With Hanukkah celebrations starting Sunday night, there is a beefed-up police presence at synagogues and Jewish centers across the area after two recent antisemitic attacks, one of which took place Wednesday night.
Police are looking for a man they said spewed anti-jewish hatred and knocked a 63-year-old man to the ground, chipping his tooth and breaking his hand. It happened inside Central Park, close to the East 72nd Street entrance. The attacker’s bicycle had a sign that read hungry and disabled, police said.
“It’s sad, terrible,” Andrew Morgan, a New Yorker walking through Central Park, told PIX11 News. “New York is known for being such a melting pot, a welcoming place.
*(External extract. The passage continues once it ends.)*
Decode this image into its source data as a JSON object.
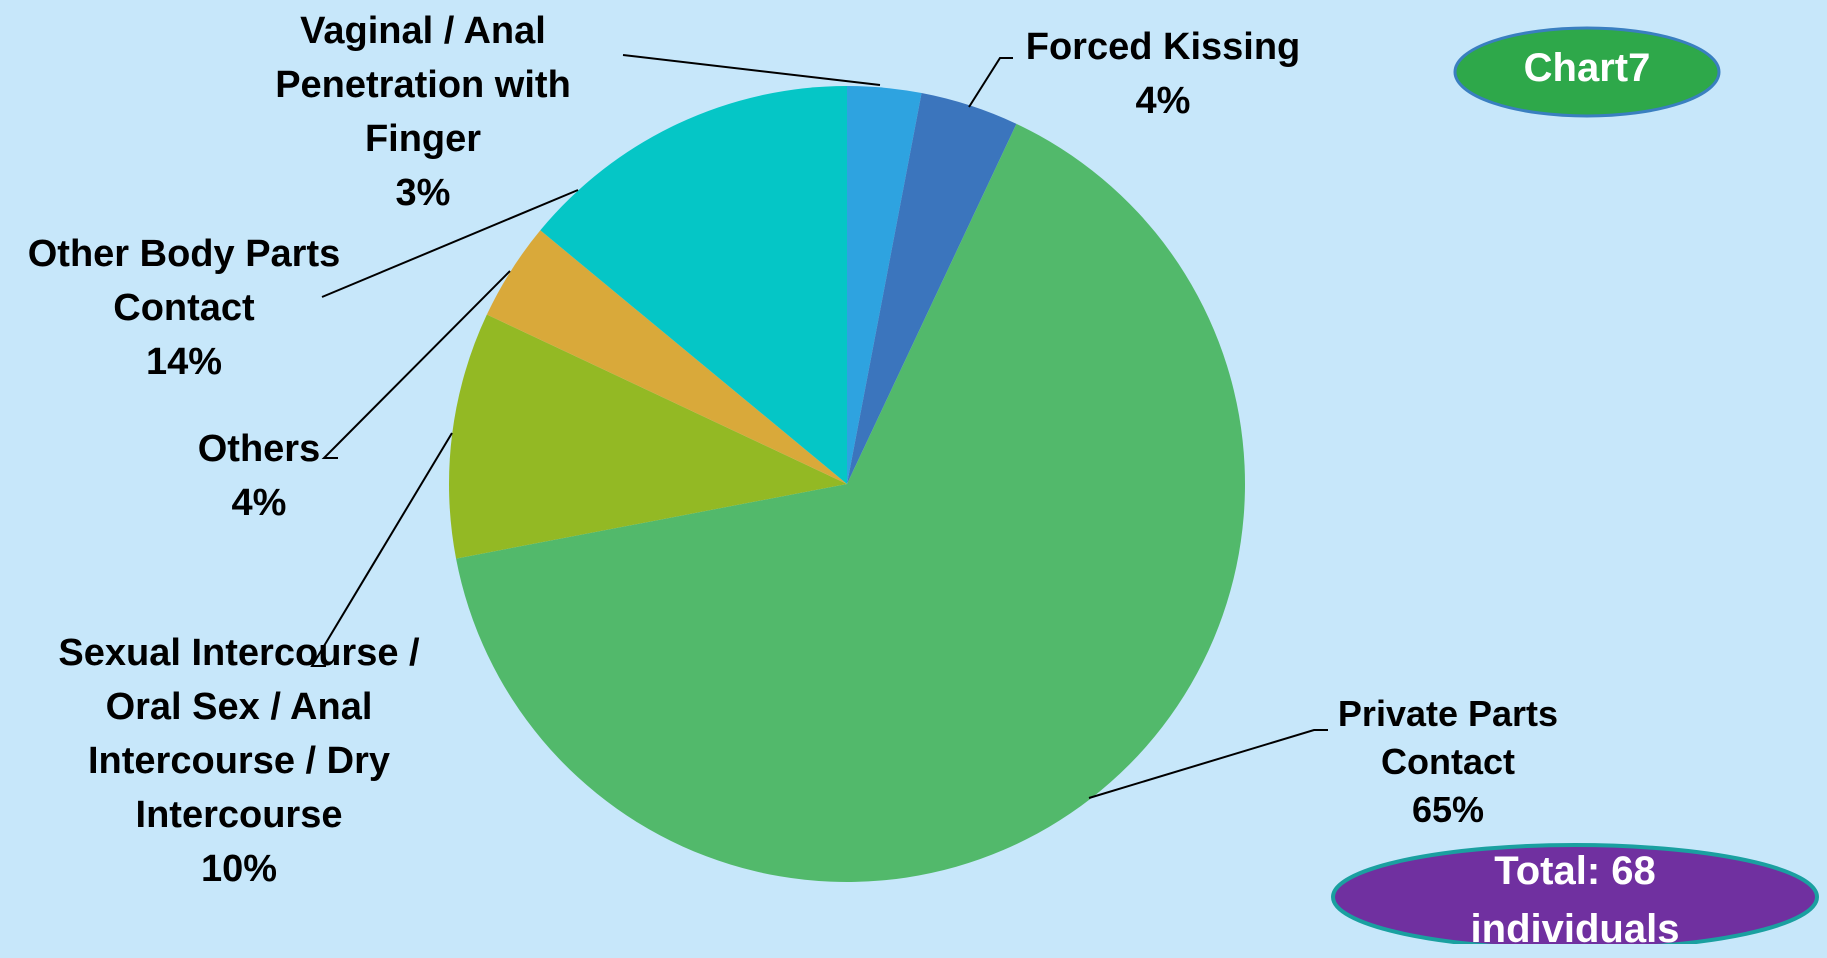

It’s bad.”
Police are also looking for at least six teenagers who threatened to use a stun gun on an 18-year-old in Midwood, Brooklyn, while spewing more anti-Jewish venom on Dec. 10 just after midnight.
Why this increase in antisemitic violence?
“The oldest form of hatred in the world,” Rabbi Potasnik told PIX11 News. “The internet is a blessing and a curse.”
“There is a sense of alertness and caution,” Jason Shames, the Jewish Federation of Northern New Jersey CEO, told PIX11 News. “But we’re not going to stop doing the things we value and believe in doing.”
At the Jewish Federation of Northern New Jersey, which serves more than 125,000 Jewish members, recent courses have included run, hide, fight, active shooter, stop the bleed and cyber security training.
“Thank God, we going to light the candles Sunday and celebrate what happens to be one of the more upbeat Jewish holidays,” Shames told PIX11 News.